• Unfallchirurgie · Apr 1992

    Comparative Study

    [Multiple trauma: definition, shock, multiple organ failure].

    • H P Friedl and O Trentz.
    • Departement Chirurgie, Universitätsspital Zürich, Schweiz.
    • Unfallchirurgie. 1992 Apr 1; 18 (2): 64-8.

    AbstractMultiple organ failure (MOF) following major trauma occurs in response to perfusion deficits, a persistent inflammatory focus, or a persistent focus of dead and/or injured tissue. Several pathophysiologic aspects are considered relevant to current clinical practice. Their application in settings of trauma and surgical sepsis reduces overall mortality and incidence of multiple organ failure.
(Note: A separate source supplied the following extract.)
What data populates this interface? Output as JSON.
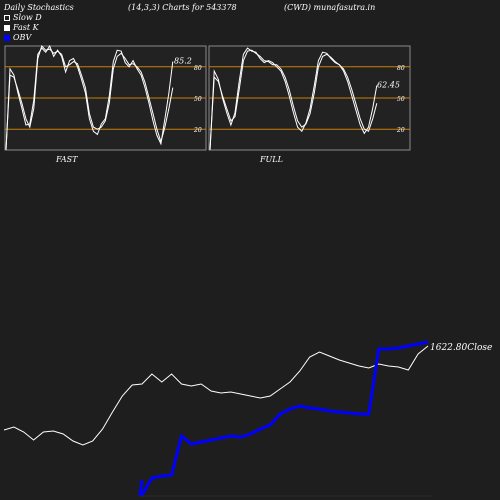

With regard to the pathophysiologic background (I) microcirculatory resuscitation, (II) source control, and (III) metabolic support appear to be important therapeutic principles. (I) Microcirculatory Resuscitation: Since time is a critical factor in damage control, resuscitation and restoration of microvascular perfusion needs to occur as soon as possible if multiple system organ failure is to be avoided during the later time course. (II) Source control: The best treatment for multiorgan failure appears to be prevention. With early, aggressive control or removal of risk factors for multiple organ failure, namely early surgical intervention for control of hemorrhage, control of potential septic sources, decompression, and early fracture stabilization reductions in the incidence and mortality of MOF have been observed. Metabolic support: Malnutrition appears to be an important cofactor in morbidity and mortality. (III) Metabolic support needs to be started early and prior to the phenomenon of nitrogen retention during the hypermetabolic state of multiple organ failure.